The group, which seized power in August 2021, have banned girls from middle school and high school despite initial promises to the contrary, restricted women from most fields of employment, and ordered them to wear head-to-toe clothing in public.

A spokesman from the Ministry of Virtue and Vice said the ban was being introduced because people were ignoring gender segregation orders and that women were not wearing the required hijab, or head covering. Women have also been banned from parks.

The ban on women using gyms and parks came into force this week.

Afghanistan Women
A Taliban fighter stands patrols an amusement park in Kabul (Ebrahim Noroozi/AP)

“But, unfortunately, the orders were not obeyed and the rules were violated, and we had to close parks and gyms for women,” said Mr Mohajer.

“In most cases, we have seen both men and women together in parks and, unfortunately, the hijab was not observed. So we had to come up with another decision and for now we ordered all parks and gyms to be closed for women.”

Taliban teams will begin monitoring establishments to check if women are still using them, he said.

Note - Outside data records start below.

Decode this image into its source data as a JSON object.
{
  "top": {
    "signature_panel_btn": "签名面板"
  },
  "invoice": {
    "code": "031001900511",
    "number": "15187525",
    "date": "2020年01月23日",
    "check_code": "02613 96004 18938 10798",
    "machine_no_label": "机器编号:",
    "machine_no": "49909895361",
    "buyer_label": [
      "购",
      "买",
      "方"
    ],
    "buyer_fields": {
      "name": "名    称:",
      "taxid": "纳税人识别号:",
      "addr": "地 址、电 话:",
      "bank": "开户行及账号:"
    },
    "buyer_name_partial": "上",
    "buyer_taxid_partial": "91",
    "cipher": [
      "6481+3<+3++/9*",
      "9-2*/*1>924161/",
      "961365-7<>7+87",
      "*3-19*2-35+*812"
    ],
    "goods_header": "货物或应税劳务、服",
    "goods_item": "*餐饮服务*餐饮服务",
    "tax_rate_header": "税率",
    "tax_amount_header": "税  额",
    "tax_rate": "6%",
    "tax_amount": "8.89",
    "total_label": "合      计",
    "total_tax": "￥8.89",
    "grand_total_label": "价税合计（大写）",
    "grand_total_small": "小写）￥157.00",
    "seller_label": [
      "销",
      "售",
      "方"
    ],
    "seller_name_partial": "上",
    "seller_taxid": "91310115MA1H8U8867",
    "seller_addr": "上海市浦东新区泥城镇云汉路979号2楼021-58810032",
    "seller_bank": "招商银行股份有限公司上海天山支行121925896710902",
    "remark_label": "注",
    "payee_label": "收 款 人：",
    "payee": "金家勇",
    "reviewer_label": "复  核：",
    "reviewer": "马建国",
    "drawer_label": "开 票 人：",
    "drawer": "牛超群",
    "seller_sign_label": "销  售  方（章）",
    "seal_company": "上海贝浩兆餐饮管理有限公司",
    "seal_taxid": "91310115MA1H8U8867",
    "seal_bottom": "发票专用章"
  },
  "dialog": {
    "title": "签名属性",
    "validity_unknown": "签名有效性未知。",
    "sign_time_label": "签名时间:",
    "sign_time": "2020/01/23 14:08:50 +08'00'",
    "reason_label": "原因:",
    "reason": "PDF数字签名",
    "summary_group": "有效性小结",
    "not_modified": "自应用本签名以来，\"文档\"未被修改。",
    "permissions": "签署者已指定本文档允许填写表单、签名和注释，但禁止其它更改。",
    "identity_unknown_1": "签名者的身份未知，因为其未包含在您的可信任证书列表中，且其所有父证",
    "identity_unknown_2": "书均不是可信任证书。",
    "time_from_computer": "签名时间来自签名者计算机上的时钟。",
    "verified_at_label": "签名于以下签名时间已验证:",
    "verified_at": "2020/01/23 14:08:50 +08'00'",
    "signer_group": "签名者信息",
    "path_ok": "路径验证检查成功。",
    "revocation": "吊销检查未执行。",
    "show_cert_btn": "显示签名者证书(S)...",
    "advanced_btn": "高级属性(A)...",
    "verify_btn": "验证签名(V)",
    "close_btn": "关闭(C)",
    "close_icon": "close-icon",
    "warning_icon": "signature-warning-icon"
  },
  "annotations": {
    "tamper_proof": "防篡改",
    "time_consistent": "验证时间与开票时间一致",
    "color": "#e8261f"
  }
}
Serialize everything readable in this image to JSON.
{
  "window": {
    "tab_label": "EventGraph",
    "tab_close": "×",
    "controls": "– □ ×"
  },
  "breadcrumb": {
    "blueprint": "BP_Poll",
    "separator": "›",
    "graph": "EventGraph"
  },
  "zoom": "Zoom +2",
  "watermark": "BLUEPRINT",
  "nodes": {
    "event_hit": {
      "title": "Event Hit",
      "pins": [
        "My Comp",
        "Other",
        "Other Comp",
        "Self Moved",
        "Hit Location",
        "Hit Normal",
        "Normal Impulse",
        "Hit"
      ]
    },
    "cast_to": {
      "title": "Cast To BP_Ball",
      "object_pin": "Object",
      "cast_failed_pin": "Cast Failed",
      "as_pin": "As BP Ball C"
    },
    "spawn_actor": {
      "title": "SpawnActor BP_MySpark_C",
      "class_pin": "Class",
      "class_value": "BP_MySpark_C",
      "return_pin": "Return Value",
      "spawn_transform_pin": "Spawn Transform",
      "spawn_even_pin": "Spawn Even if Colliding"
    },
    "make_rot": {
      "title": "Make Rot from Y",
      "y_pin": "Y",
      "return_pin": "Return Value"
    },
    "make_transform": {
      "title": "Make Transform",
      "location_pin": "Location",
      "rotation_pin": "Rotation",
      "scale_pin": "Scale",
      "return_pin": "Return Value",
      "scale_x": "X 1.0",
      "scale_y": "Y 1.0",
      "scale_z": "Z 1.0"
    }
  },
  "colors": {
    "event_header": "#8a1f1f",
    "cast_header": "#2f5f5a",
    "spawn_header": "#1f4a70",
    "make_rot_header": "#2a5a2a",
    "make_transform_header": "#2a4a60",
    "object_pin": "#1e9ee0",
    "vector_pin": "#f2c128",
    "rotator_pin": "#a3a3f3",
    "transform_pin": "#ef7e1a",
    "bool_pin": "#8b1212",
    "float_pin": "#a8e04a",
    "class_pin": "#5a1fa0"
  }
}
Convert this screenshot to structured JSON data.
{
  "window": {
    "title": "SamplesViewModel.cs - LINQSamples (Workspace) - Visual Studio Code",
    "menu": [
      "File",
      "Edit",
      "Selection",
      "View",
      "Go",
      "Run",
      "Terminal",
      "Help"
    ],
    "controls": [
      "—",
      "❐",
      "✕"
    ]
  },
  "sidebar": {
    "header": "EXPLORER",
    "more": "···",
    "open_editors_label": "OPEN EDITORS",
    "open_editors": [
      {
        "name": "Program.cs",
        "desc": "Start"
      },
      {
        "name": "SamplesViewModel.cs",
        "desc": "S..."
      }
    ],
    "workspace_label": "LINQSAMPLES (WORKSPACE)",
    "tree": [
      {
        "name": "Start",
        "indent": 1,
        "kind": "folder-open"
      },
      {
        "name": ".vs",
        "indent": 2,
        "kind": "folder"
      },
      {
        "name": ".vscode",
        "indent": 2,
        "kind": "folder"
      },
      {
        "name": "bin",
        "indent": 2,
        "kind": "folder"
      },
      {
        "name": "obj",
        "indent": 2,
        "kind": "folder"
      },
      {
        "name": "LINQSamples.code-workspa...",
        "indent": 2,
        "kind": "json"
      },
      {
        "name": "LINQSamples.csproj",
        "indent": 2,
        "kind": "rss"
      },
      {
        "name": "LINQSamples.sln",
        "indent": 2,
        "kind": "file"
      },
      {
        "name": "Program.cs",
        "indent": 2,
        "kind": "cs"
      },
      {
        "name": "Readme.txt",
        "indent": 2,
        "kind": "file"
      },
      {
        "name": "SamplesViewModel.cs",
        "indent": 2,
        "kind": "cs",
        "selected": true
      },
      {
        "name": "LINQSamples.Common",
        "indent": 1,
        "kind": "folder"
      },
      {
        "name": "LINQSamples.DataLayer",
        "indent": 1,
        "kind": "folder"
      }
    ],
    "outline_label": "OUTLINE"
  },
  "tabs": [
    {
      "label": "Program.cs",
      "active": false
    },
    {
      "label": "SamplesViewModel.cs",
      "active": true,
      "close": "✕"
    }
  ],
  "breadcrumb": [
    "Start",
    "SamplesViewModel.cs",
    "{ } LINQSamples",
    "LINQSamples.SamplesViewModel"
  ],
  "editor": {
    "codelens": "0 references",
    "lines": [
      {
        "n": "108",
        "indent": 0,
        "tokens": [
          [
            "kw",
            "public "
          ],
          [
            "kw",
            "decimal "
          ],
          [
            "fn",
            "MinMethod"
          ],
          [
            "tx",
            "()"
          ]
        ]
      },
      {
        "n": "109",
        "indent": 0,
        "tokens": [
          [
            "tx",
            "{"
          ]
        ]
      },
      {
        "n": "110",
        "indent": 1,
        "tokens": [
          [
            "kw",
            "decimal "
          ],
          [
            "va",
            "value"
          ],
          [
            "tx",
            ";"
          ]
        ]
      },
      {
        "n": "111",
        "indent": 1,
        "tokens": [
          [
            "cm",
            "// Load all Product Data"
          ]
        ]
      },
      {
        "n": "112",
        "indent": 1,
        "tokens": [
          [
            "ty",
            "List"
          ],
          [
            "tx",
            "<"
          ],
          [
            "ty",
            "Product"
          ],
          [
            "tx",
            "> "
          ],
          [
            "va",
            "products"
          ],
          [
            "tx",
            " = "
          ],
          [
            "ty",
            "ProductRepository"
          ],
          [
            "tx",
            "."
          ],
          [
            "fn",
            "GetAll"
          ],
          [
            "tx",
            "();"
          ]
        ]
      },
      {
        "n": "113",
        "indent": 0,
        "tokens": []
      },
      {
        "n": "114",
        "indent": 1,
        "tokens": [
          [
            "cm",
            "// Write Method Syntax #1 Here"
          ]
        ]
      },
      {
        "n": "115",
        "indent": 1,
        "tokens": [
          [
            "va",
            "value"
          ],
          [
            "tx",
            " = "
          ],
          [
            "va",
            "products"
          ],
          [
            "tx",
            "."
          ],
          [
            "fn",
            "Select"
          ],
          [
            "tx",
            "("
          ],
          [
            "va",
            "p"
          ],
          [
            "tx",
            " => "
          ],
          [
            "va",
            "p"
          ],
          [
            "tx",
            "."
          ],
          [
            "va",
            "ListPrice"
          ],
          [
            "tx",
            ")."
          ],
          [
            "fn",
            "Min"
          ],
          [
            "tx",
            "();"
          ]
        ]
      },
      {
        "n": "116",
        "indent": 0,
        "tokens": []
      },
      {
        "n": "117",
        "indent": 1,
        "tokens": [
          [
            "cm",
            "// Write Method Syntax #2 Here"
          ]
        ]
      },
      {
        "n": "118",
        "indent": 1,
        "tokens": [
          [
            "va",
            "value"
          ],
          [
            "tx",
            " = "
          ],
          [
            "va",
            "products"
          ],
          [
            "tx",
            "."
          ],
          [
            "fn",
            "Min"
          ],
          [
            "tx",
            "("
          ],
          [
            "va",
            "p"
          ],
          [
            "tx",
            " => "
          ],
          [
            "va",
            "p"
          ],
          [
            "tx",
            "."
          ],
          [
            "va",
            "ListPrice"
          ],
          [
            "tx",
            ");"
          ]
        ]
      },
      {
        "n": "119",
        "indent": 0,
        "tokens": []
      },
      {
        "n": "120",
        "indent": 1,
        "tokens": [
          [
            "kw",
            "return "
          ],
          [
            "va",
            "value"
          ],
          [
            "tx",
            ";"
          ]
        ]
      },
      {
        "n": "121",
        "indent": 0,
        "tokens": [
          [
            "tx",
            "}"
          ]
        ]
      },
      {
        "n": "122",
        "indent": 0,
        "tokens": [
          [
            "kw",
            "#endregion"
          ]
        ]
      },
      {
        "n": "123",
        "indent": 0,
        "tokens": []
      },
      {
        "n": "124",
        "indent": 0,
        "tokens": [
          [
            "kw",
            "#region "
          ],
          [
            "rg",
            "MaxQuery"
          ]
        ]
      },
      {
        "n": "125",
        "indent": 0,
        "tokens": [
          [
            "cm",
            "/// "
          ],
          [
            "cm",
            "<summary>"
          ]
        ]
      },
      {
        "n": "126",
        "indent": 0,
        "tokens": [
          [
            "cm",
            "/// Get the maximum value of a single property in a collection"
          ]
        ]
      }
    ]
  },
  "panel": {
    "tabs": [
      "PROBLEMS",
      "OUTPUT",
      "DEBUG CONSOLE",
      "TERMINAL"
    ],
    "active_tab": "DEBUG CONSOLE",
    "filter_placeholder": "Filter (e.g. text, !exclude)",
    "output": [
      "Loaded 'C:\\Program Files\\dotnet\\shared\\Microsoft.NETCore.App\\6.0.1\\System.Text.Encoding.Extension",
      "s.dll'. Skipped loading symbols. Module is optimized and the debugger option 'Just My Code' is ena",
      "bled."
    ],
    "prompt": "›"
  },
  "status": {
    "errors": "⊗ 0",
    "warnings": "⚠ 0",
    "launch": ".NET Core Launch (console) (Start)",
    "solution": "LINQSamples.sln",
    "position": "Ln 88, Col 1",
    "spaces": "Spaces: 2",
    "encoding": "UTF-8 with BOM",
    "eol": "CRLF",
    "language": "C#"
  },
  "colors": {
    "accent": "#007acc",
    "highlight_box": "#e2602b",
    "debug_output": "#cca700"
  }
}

A female personal trainer told the Associated Press that women and men were not exercising or training together at the Kabul gym where she works.

“The Taliban are lying,” she said, speaking on condition of anonymity for fear of reprisals. “We were training separately.!

On Thursday, she said two men claiming to be from the Ministry of Virtue and Vice entered her gym and made all the women leave.

“The women wanted to protest about the gyms (closing) but the Taliban came and arrested them,” she added. “Now we don’t know if they’re alive or dead.”

Taliban-appointed Kabul police chief spokesman Khalid Zadran said he had no immediate information about women protesting against gym closures or arrests.

The UN special representative in Afghanistan for women, Alison Davidian, condemned the ban.

“This is yet another example of the Taliban’s continued and systematic erasure of women from public life,” she said. “We call on the Taliban to reinstate all rights and freedoms for women and girls.”

Hard-liners appear to hold sway in the Taliban-led administration, which struggles to govern and remains internationally isolated. An economic downturn has driven millions more Afghans into poverty and hunger as the flow of foreign aid has slowed to a trickle.